Mais le temps des figures est passé; le Fils de Dieu vient de substituer l’Église à la Synagogue. Sans doute Jésus-Christ sera toujours le chef qui dirige cette Église; le Saint-Esprit sera l’âme qui la vivifie; mais saint Michel sera son bras, l’ouvrier des divins triomphes: Operarius victoriæ Dei. Regardez en effet. L’Église est enchaînée dans la personne de Pierre, et des geôliers veillent à la porte de sa prison. Tout à coup la lumière brille dans le sombre cachot; voici l’ange du Seigneur: «Vite, lève-toi, dit-il à Pierre», et les chaînes tombent des mains du captif, et Pierre est délivré. Quel est cet ange? Corneille La Pierre répond: cet ange fut probablement saint Michel, Nonnulli probabiliter opinantur hunc angelum fuisse sanctum Michaelem. Et la raison qu’il en donne est pleine de consolation et d’espérance: c’est que, dit-il, Michel est le protecteur de l’Église; de même qu’il est le gardien de ses intérêts, de même il est le gardien de son chef, c’est-à-dire de Pierre: Ille enim Michael est præses Ecclesiæ; unde sicut ejus curam gerit, ita et capitis ejus, puta sancti Petri. O puissant protecteur, laissez-nous pousser vers vous le cri de notre angoisse! Pierre existe aujourd’hui comme il y a dix-huit siècles; et comme alors il est chargé de chaînes, chaînes morales, sans doute, mais chaînes plus douloureuses que les chaînes de fer. O saint Michel, descendez de nouveau; de nouveau faites resplendir la lumière au milieu des ténèbres; de nouveau faites tomber des mains de Pierre, de ces mains qui doivent gouverner l’Église, les liens qui les entravent; et que Pierre, qui n’attend de secours que du côté du ciel, puisse aujourd’hui comme autrefois, rendu à la liberté, redire à son tour: Nunc scio verè quia misit Dominus angelum suum et eripuit me. Je le vois clairement; à cette heure où toutes les puissances d’ici-bas m’abandonnent, le Seigneur a envoyé son ange et il m’a restitué cette liberté nécessaire pour conduire les âmes dans les voies de Dieu.

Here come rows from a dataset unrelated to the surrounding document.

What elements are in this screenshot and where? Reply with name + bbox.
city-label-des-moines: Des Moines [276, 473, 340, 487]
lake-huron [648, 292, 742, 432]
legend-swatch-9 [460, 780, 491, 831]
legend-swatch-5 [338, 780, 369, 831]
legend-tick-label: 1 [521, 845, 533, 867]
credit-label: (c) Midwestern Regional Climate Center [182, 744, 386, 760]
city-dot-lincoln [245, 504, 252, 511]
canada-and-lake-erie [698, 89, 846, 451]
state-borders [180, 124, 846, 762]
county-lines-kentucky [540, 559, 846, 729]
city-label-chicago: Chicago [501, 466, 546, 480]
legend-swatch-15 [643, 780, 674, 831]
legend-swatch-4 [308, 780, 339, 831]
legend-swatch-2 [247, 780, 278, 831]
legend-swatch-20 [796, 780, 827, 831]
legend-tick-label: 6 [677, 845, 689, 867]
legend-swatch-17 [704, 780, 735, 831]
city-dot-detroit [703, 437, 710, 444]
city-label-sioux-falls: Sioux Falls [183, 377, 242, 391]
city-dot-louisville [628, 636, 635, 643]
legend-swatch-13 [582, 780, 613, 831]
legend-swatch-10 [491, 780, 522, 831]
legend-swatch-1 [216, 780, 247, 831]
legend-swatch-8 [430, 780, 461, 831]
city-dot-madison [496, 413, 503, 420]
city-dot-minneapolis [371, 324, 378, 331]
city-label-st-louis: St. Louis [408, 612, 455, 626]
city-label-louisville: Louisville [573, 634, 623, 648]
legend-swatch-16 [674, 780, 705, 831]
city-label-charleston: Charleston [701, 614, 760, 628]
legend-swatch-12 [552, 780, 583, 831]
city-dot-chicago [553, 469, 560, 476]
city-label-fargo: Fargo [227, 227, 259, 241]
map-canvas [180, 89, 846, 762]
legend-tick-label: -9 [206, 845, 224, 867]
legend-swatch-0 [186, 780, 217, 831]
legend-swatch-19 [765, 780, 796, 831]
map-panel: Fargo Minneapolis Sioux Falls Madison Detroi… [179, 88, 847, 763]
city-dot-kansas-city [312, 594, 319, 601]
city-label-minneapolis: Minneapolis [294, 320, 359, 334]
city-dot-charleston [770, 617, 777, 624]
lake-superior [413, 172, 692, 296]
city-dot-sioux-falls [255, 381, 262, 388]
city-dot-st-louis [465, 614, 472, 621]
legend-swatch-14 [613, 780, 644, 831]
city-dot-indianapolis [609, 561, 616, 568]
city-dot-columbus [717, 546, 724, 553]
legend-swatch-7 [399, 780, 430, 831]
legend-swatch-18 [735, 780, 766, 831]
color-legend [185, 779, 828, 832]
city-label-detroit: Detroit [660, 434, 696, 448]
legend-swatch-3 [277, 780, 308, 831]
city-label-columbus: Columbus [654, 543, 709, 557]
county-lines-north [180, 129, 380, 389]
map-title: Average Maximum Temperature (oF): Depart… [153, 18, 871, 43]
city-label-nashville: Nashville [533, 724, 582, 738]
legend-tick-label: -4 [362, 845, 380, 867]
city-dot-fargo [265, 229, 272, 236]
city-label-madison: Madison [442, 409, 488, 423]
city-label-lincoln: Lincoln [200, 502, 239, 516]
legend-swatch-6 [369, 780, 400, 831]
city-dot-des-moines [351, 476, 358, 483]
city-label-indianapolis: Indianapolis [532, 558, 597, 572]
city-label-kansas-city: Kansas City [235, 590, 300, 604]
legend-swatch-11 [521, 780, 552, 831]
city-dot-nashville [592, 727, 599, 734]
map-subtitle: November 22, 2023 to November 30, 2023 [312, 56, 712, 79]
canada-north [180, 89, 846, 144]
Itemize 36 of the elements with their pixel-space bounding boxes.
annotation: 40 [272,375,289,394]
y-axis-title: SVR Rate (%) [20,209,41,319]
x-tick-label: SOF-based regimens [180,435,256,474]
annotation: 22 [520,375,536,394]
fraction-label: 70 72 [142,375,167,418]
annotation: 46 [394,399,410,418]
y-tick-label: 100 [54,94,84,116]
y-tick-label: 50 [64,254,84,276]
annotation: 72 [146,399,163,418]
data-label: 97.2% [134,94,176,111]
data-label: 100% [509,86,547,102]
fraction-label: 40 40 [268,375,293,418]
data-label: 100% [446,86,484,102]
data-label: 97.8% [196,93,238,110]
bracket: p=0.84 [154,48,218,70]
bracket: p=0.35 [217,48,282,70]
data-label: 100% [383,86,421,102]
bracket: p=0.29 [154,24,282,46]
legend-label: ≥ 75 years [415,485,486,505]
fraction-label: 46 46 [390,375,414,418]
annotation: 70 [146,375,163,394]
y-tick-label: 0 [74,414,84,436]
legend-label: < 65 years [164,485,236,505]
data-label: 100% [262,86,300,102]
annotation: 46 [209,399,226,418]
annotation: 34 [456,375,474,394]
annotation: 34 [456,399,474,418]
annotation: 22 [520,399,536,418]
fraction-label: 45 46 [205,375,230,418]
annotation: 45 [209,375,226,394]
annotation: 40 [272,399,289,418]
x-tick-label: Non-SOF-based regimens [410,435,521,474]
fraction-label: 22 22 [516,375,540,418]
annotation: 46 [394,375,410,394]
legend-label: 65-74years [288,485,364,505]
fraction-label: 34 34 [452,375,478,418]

Vienne ensuite l’ère des persécutions; et saint Michel, par lui-même ou par ses anges, excite et soutient l’héroïsme des martyrs. Plus tard, suivant les traditions, il apparaît à Constantin lui disant: «C’est moi qui, lorsque tu combattais contre l’impiété des tyrans, rendais tes armes victorieuses.» Ne serait-ce pas le cas d’appliquer à l’apparition du Labarum cette parole de la sainte liturgie: Sed explicat victor crucem Michael, salutis signifer?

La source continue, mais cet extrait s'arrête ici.